Weston Historical Society Spring Lecture
In this 1768 portrait by John Singleton Copley, Paul Revere is holding a silver teapot. Revere was a prominent Boston silversmith before the outbreak of the American Revolution.
“Listen my children and you shall hear of the Midnight Ride of Paul Revere.”
Americans rightfully celebrate Paul Revere’s patriotic service during the American Revolution, but in this talk we will explore how his greatest role in building the new nation took place in workshops and manufactories, via a lifetime of groundbreaking metal work. Revere’s artisan training in the silversmith trade positioned him for new fields such as iron casting, bronze bell and cannon making, and eventually he became the first American to roll copper into sheets for the young United States Navy.
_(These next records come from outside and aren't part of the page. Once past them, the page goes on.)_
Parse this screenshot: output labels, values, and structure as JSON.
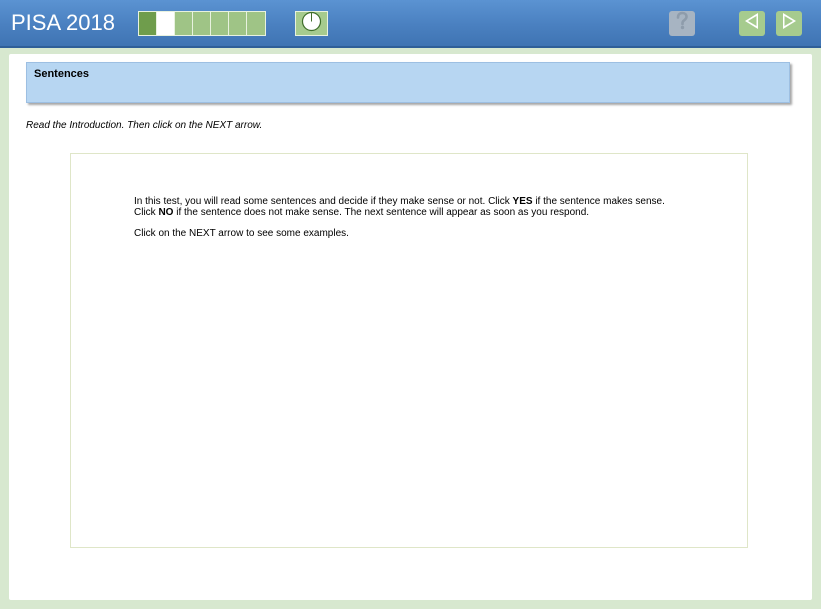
{
  "header": {
    "brand": "PISA 2018",
    "progress": {
      "total_segments": 7,
      "completed_segments": 1,
      "current_segment": 2
    },
    "timer_icon": "clock-icon",
    "help_icon": "question-mark-icon",
    "prev_icon": "arrow-left-icon",
    "next_icon": "arrow-right-icon"
  },
  "unit": {
    "title": "Sentences"
  },
  "instruction": "Read the Introduction. Then click on the NEXT arrow.",
  "stimulus": {
    "para1_part1": "In this test, you will read some sentences and decide if they make sense or not. Click ",
    "para1_yes": "YES",
    "para1_part2": " if the sentence makes sense. Click ",
    "para1_no": "NO",
    "para1_part3": " if the sentence does not make sense. The next sentence will appear as soon as you respond.",
    "para2": "Click on the NEXT arrow to see some examples."
  },
  "colors": {
    "header_blue": "#4a80c0",
    "progress_green": "#9fc486",
    "progress_done": "#6f9d4c",
    "title_panel_blue": "#b7d6f2",
    "background_green": "#d7e8cf"
  }
}
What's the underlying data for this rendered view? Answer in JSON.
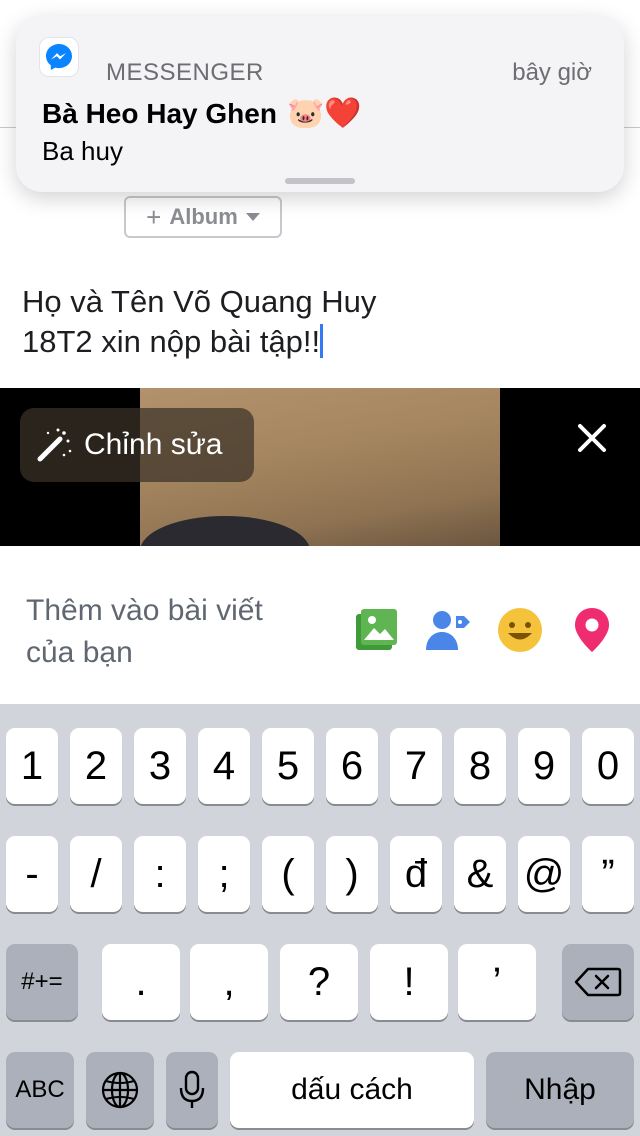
{
  "notification": {
    "app": "MESSENGER",
    "time": "bây giờ",
    "title": "Bà Heo Hay Ghen",
    "title_emoji": "🐷❤️",
    "body": "Ba huy",
    "icon": "messenger-icon"
  },
  "composer": {
    "album_label": "Album",
    "post_line1": "Họ và Tên Võ Quang Huy",
    "post_line2": "18T2 xin nộp bài tập!!"
  },
  "photo": {
    "edit_label": "Chỉnh sửa",
    "edit_icon": "magic-wand-icon",
    "close_icon": "close-icon"
  },
  "add_to_post": {
    "label_line1": "Thêm vào bài viết",
    "label_line2": "của bạn",
    "icons": [
      "photo-icon",
      "tag-people-icon",
      "feeling-icon",
      "location-icon"
    ],
    "colors": {
      "photo": "#5eb552",
      "tag": "#4a86e8",
      "feeling": "#f5c33b",
      "location": "#f02c71"
    }
  },
  "keyboard": {
    "row1": [
      "1",
      "2",
      "3",
      "4",
      "5",
      "6",
      "7",
      "8",
      "9",
      "0"
    ],
    "row2": [
      "-",
      "/",
      ":",
      ";",
      "(",
      ")",
      "đ",
      "&",
      "@",
      "”"
    ],
    "row3_mode": "#+=",
    "row3": [
      ".",
      ",",
      "?",
      "!",
      "’"
    ],
    "abc_label": "ABC",
    "space_label": "dấu cách",
    "return_label": "Nhập"
  }
}
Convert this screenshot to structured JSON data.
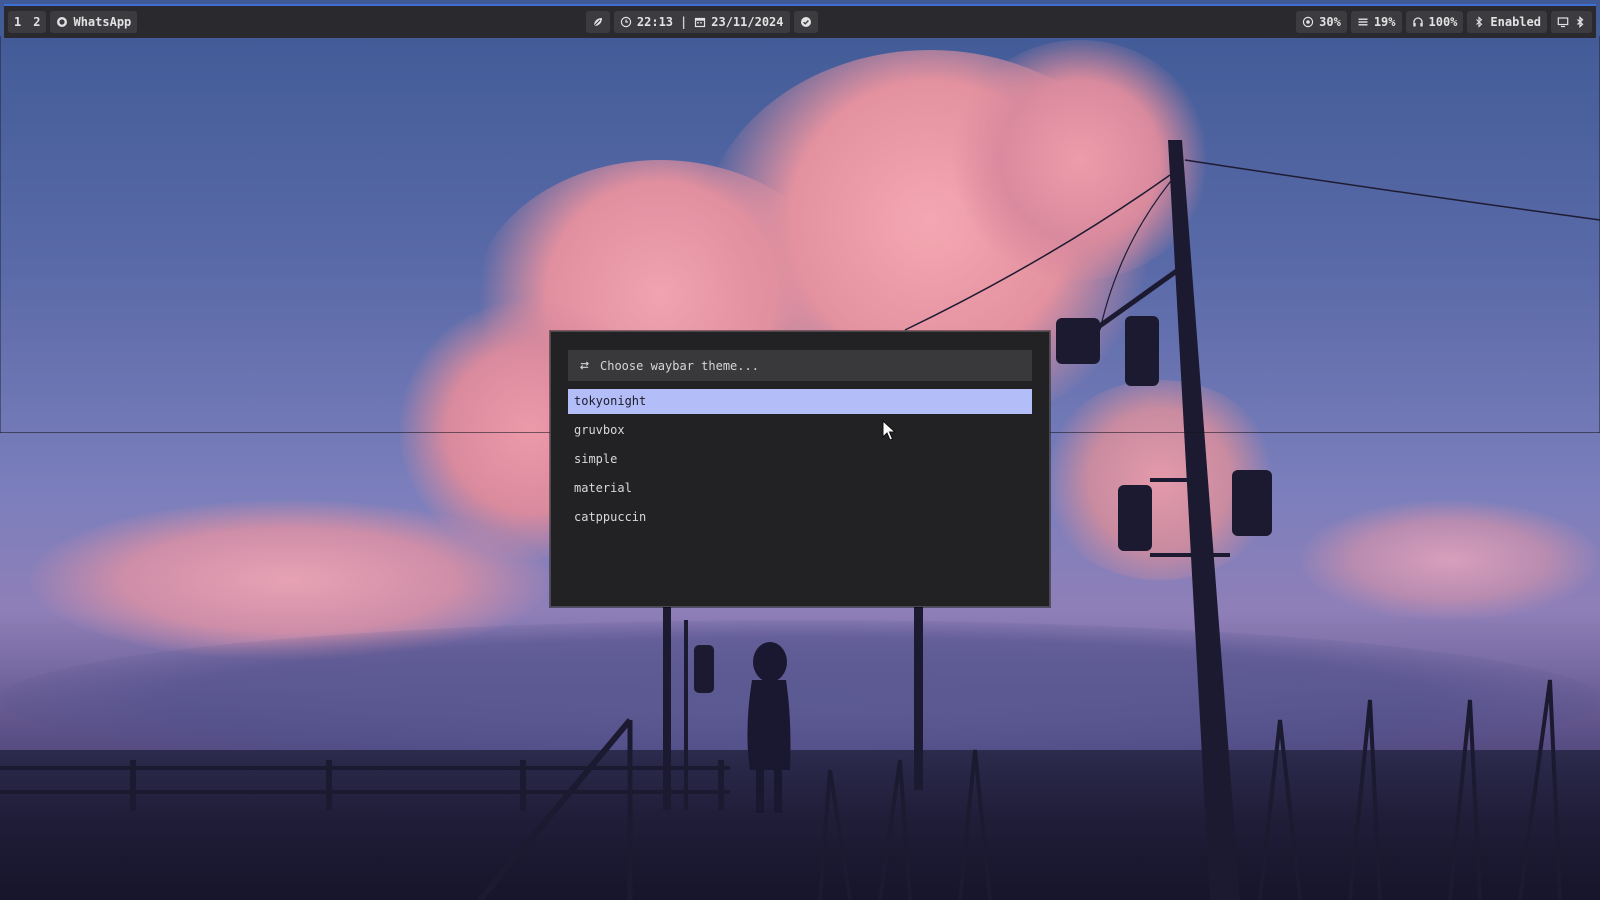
{
  "topbar": {
    "workspaces": [
      "1",
      "2"
    ],
    "active_window": {
      "icon": "whatsapp-icon",
      "label": "WhatsApp"
    },
    "center": {
      "weather_icon": "leaf-icon",
      "time": "22:13",
      "separator": "|",
      "date": "23/11/2024",
      "notification_icon": "check-circle-icon"
    },
    "right": {
      "cpu": "30%",
      "memory": "19%",
      "volume": "100%",
      "bluetooth_status": "Enabled"
    }
  },
  "dialog": {
    "prompt_icon": "swap-arrows-icon",
    "prompt": "Choose waybar theme...",
    "items": [
      "tokyonight",
      "gruvbox",
      "simple",
      "material",
      "catppuccin"
    ],
    "selected_index": 0
  },
  "colors": {
    "bar_bg": "#2a2a2e",
    "bar_accent": "#3f6fd4",
    "dialog_bg": "#222224",
    "selection": "#b3bdf7"
  }
}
Throughout these endeavors Revere pioneered innovative technical and entrepreneurial practices that enabled America to close the technological gap with England, advance its economic strength, and transition into the industrial age.
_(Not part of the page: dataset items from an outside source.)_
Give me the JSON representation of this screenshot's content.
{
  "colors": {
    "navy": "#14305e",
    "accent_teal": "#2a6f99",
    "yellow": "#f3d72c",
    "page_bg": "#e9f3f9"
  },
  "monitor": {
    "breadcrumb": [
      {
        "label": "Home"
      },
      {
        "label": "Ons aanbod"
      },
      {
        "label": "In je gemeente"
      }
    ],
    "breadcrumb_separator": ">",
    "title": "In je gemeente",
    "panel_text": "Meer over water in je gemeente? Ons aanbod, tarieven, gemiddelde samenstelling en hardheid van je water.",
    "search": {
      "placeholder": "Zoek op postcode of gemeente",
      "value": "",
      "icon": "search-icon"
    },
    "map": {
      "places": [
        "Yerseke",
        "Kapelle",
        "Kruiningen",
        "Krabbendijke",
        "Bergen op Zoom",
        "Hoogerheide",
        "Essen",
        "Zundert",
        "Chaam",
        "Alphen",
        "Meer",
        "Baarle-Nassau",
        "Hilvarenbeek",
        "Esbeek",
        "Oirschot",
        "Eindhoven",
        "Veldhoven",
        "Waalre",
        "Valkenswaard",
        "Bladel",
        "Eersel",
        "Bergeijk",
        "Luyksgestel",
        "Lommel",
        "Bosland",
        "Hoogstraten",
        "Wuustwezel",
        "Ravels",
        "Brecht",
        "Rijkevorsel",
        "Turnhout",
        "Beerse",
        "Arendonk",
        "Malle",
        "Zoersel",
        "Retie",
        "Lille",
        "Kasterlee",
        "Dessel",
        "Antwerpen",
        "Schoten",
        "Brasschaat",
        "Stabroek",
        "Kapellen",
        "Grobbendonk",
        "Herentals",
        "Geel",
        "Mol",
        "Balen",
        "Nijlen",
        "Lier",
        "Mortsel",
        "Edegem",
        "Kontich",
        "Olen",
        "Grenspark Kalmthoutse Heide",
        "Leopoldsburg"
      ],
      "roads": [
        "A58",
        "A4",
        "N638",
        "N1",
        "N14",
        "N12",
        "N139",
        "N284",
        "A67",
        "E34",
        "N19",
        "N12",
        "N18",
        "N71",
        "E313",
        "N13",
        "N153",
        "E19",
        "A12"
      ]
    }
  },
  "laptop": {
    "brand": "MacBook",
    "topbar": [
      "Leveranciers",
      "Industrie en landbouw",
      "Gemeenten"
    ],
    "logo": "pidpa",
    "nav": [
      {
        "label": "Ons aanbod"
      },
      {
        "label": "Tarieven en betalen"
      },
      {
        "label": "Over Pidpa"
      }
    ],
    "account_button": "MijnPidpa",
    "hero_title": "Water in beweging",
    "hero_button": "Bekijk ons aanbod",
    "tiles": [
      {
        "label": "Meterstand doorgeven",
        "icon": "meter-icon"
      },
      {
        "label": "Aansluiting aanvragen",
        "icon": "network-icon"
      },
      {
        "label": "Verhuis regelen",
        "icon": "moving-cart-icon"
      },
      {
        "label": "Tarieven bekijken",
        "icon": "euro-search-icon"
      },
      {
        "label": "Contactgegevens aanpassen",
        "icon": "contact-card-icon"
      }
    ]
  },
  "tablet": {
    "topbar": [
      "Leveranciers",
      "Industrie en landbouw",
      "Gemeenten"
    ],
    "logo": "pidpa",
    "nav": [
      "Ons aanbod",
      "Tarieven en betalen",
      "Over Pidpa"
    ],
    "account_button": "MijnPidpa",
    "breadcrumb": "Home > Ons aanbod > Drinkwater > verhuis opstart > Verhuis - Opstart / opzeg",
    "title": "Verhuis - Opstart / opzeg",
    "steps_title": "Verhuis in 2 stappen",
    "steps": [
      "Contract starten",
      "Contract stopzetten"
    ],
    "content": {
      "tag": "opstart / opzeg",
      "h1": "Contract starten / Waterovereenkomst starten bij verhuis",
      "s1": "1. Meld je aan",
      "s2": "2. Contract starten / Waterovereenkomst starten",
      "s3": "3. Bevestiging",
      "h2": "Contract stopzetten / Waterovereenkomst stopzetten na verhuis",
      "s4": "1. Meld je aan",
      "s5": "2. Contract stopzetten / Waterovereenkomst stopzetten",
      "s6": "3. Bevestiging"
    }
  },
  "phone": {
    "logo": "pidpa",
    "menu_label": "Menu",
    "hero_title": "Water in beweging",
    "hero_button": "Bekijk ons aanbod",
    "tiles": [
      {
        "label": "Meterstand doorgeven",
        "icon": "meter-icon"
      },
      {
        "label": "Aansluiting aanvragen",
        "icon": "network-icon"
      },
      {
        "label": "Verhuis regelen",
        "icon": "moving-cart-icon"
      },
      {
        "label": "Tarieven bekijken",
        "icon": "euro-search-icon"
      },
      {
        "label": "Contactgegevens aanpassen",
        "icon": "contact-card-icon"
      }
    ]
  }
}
Dr. Robert Martello is a Professor of the History of Science and Technology at Olin College of Engineering. Professor Martello teaches innovative interdisciplinary courses such as “Six Microbes that Changed the World.” A graduate of MIT’s program in the History and Social Study of Science and Technology, he is the author of Midnight Ride, Industrial Dawn: Paul Revere and the Growth of American Enterprise, a study of how Paul Revere’s manufacturing career impacted America’s transition into the industrial age. Professor Martello is currently researching Benjamin Franklin's printing and business endeavors, and he regularly lectures on Revere and Franklin, our “Founding Makers.”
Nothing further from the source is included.